When my son was 3 ½, we moved to Naples, FL. I started a Bible Study there, and through this study was led by God to begin praying, “It’s okay if I never have another baby. All I need is You.” I didn’t mean it, not at first. But I wanted to mean it so I prayed it every day, and along with it I prayed that God would change my heart to mean it. Months went by and then over a year. I remember the day that I finally prayed that prayer and meant it. I was in my bathroom drying my hair. I was praying, and something was different. My heart truly meant this prayer. It really was okay if I never had another baby. ALL I NEEDED WAS HIM! I fell on my knees, literally, and wept.
Many more months went by. Life went on as usual. One day in March of 2003 we got a call that a baby girl had been born 10 hours away from us and we had been chosen to be her parents. The rest, as they say, is history. As you know, God ended up giving us 6 children in total.

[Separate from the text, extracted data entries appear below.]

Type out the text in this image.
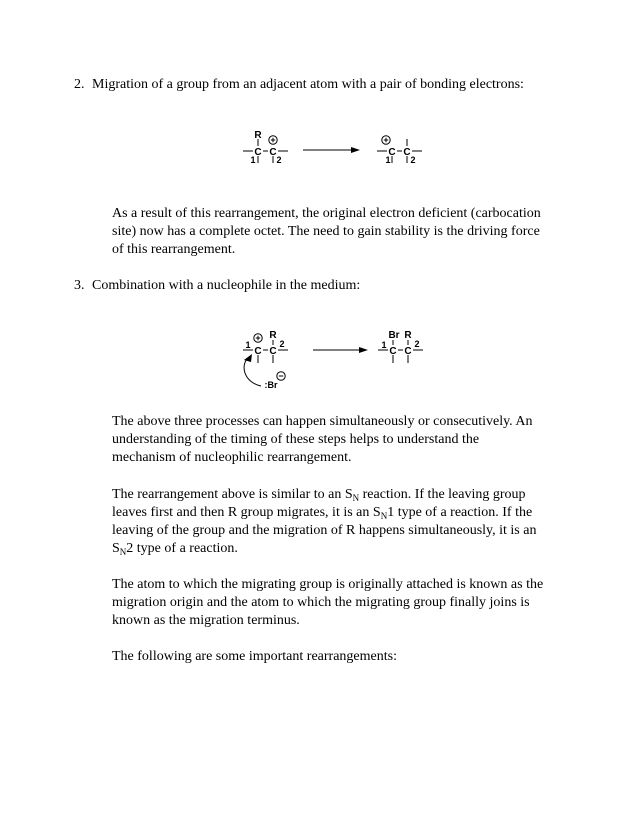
2. Migration of a group from an adjacent atom with a pair of bonding electrons:
R
C C
1 2
C C
1 2
1	2
R
C C
:Br
Br R
1	2
C C
As a result of this rearrangement, the original electron deficient (carbocation
site) now has a complete octet. The need to gain stability is the driving force
of this rearrangement.
3. Combination with a nucleophile in the medium:
The above three processes can happen simultaneously or consecutively. An
understanding of the timing of these steps helps to understand the
mechanism of nucleophilic rearrangement.
The rearrangement above is similar to an $S_N$ reaction. If the leaving group
leaves first and then R group migrates, it is an $S_N1$ type of a reaction. If the
leaving of the group and the migration of R happens simultaneously, it is an
$S_N2$ type of a reaction.
The atom to which the migrating group is originally attached is known as the
migration origin and the atom to which the migrating group finally joins is
known as the migration terminus.
The following are some important rearrangements:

This isn’t a post about how to pray or asking and receiving or anything like that. I know many people who have asked and seemingly haven’t received the good things they’ve asked for. I don’t begin to understand or fathom the depths of God. All I can do is proclaim His faithfulness to me.
But my reason for this story today is that this wasn’t just a one time prayer for this one circumstance. God has continued to bring this prayer to mind over and over throughout my life. The content changes, but the end is the same. All I need is Him. It doesn’t really get easier. I have to learn this lesson over and over. I think we all do. I believe it’s why we don’t just sail through life once Jesus is our Lord. If so, our feeble hearts would forget him in the dust. At least mine would. I so identify with the hymn, “Come Thou Fount of Every Blessing” and the lines, “Prone to wander, Lord I feel it, prone to leave the God I love. HERE’S MY HEART, Lord, take and seal it. Seal for thy courts above.”
Once again this week I am praying this prayer. I am giving God MY desires and praying for HIS to become mine. I’m trusting him with one of my greatest treasures, and believing that if
He takes it away, I will be sustained by Him and Him alone. My dreams and the desires of my heart fall short because I cannot know the depths of God’s love for me or his sovereign design over history. All I can do is look back at his faithfulness in my life and trust. I continue to believe Ephesians 3:20 that tells me that my God is able to do far more than anything I could ask or think. I believe it because he’s done it.
When I prayed that prayer, that it was okay if I never had any more babies, fully believing that he might take me up on it, I never could imagine my home being filled with the joy of six kids!! But He could. Over the years He’s proven Himself time and time again. I have no doubt that this time will be no different, no matter the outcome. This morning my heart was anxious and chaotic. The waves of uncertainty had taken over, and there was nowhere to turn except to the God who has held me through it all. Because of His unwavering faithfulness I can once again give it all. I can once again trust in His goodness. His plan will prevail, and no matter the outcome, my prayer is that He will have the glory and I know it is for my (and my loved ones’) ultimate good. At this very moment things are looking very scary. I continue to repeat my prayer. I continue to give my anxious heart over to Him and His will.
I’m not trying to be vague about what’s going on. It’s just not my story to tell. But God uses all sorts of things to bring me to Him over and over. I often have said, God kept me from having babies to get me on my knees, and then he gave me lots of them to keep me there.